Jeffrey Fagan, an expert on policing, crime and gun control and Professor of Law at Columbia Law School in New York, said: “Every little bit helps, including research, to slow the epidemic of gun violence. However, unless there are strong measures to reduce the supply of firearms, and also the legality of firearms, this will have little effect on the unacceptably high rates of both lethal and nonlethal firearm violence.”

(Emphasis added)

Now, let’s take a look at that bolded section for a moment. We’re going to take that in order–don’t worry, we’ll get to the “legality” thing in a moment.

Reduce the supply of firearms

There are an estimated 400 million firearms in private hands in the United States. The Second Amendment also protects our right to keep and bear arms.

Yet Fagan here has argued that we need to reduce the supply of firearms. Not the supply of black market guns or guns in criminal hands, but guns in general. That despite ample evidence that it’s those guns in particular that represent a problem with regard to violent crime.


As such, that means reducing guns for law-abiding citizens to some degree or another.

The easy thought is to assume Fagan simply means restricting the purchase of firearms in general in some manner, such as gun rationing or some similar policy.

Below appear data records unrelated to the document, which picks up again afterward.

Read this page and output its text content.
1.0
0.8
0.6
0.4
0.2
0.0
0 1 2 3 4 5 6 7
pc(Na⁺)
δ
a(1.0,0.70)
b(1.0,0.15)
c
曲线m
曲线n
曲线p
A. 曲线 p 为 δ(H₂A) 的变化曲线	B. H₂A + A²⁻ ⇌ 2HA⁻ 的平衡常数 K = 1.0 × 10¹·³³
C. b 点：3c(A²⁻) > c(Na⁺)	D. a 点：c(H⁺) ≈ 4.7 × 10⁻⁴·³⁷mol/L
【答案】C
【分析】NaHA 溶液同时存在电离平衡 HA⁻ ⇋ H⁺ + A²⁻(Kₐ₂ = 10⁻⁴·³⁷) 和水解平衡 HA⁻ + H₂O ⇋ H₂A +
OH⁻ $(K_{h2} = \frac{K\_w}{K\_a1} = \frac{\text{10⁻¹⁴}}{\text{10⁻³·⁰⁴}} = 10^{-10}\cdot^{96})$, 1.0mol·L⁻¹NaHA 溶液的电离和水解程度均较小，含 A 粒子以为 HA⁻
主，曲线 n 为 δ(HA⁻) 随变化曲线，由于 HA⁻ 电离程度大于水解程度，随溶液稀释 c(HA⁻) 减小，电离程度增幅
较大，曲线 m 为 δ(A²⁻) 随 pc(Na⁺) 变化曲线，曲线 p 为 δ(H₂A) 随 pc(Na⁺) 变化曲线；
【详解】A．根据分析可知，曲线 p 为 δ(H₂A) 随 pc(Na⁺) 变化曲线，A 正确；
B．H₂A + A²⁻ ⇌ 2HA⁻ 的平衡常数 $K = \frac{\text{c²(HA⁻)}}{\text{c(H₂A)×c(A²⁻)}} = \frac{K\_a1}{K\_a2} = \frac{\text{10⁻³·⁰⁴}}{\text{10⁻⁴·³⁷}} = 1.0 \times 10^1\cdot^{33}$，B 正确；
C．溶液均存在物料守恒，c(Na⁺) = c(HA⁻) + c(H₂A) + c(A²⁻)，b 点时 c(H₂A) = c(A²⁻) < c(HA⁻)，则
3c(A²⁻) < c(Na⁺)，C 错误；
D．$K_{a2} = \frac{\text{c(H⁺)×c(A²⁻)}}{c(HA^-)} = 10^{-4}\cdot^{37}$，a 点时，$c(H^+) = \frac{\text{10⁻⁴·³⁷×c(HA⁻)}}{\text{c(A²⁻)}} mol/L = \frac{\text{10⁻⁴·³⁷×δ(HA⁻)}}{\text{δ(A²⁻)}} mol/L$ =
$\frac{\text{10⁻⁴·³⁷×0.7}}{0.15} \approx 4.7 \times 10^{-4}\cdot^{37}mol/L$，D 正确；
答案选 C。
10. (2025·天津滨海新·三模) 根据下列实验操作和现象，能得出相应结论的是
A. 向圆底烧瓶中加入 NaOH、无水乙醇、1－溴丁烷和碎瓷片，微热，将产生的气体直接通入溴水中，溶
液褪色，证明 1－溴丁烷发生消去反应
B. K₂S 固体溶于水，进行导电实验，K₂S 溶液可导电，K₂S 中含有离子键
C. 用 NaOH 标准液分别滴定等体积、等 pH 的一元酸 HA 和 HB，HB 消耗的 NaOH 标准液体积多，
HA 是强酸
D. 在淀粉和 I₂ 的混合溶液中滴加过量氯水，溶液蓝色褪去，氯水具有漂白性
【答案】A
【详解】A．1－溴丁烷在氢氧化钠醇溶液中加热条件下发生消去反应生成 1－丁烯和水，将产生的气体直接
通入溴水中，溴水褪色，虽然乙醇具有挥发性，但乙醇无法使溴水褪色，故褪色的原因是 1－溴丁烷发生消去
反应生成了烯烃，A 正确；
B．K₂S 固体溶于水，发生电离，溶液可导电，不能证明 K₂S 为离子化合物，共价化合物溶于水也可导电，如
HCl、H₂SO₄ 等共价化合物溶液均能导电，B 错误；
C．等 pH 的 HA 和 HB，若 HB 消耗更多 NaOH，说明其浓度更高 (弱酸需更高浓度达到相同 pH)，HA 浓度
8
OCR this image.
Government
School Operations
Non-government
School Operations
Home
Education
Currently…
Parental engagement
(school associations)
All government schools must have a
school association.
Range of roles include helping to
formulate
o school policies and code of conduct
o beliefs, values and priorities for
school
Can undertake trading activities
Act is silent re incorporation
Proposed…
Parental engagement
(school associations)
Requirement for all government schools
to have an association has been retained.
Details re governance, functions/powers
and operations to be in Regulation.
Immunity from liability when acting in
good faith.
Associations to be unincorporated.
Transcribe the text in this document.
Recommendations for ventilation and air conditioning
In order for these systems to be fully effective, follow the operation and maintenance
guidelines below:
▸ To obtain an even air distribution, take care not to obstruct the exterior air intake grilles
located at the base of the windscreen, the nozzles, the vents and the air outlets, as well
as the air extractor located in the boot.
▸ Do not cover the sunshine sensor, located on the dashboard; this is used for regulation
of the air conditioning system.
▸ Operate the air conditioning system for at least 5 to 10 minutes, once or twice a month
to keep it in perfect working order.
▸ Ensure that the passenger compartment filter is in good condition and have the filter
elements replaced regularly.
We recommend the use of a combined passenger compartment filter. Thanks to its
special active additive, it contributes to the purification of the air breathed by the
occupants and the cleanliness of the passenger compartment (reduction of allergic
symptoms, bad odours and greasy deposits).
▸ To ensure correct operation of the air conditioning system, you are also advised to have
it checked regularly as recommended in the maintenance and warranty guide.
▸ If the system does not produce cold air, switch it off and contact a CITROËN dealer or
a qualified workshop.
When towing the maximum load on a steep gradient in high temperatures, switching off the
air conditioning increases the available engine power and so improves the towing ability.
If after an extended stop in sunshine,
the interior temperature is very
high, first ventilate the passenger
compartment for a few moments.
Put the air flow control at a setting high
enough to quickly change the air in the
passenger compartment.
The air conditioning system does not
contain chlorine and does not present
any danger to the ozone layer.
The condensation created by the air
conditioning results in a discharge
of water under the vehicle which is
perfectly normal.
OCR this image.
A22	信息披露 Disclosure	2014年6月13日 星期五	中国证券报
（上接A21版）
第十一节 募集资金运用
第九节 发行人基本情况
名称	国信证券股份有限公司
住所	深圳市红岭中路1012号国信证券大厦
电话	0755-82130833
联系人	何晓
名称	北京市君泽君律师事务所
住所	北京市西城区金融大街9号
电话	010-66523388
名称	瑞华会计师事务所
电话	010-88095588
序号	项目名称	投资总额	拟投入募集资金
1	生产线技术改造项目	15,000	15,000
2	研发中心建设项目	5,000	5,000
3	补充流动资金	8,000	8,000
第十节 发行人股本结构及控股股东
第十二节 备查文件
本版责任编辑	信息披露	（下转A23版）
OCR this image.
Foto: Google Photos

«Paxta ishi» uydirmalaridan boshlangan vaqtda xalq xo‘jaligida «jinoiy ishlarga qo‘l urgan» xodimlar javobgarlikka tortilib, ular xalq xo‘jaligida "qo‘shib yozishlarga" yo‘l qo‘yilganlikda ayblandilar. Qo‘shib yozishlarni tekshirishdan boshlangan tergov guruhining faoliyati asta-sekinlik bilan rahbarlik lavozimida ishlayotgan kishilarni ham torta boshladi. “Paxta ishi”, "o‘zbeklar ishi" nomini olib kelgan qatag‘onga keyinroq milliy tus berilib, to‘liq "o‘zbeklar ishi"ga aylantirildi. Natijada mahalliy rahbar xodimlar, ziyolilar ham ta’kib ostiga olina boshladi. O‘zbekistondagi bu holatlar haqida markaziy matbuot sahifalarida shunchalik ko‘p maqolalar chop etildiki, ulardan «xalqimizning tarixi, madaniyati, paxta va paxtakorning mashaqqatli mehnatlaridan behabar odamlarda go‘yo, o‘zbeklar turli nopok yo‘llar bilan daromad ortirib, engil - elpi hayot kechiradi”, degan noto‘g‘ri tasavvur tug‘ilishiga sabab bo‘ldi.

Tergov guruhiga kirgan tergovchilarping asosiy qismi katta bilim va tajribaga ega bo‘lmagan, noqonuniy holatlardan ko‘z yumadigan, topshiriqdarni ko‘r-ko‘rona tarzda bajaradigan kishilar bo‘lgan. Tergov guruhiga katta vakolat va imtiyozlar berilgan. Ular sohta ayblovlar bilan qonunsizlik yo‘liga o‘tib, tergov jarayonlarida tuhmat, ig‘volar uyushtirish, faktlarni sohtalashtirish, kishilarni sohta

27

The problem there is that with 400 million firearms already in circulation and the fact that firearms are generally durable, meaning they don’t necessarily wear out or anything if properly maintained, that number isn’t going to decrease on its own. Every gun purchase adds to the availability of firearms.

That means that, at some point, you’re going to have to remove firearms from circulation as a whole. The only way that can happen is via gun confiscation.

You can’t just make guns vanish otherwise. You can’t reduce the availability of guns without that.

Reducing the legality of firearms

Fagan makes reference to the legality of firearms, suggesting he wants to make them less legal to own in some manner. This likely includes things like assault weapon bans and other restrictions, particularly those lacking some kind of grandfather clause that would allow those who already have such weapons to keep them.

Again, that whole gun confiscation thing.

But we need to remember that the legality of firearms is preserved via the Second Amendment. You can’t just wish that away no matter how much you want to. So long as the Second Amendment stands, you’re not going to be able to really do much of anything about the legality of guns no matter how much you favor gun control.


This is one problem gun control is always going to have.

What’s more, following the Bruen decision, it’s clear that one will be hard-pressed to find gun control regulations existing at the time of the Second Amendment that would be an analog for any restriction you could pass today that would restrict the legality of guns in general.

Now, one can imagine gun control advocates dismissing Fagan’s comments as just the words of a single academic, that they’re not reflected in the gun control community as a whole. I disagree, especially since we saw Gabby Giffords, founder of one of the biggest anti-gun groups out there, argue for “no more guns.”

I’m sorry, but I can’t buy that this is just a fringe opinion.

Yes, they’re coming for our guns.

No, they can’t have them without a fight.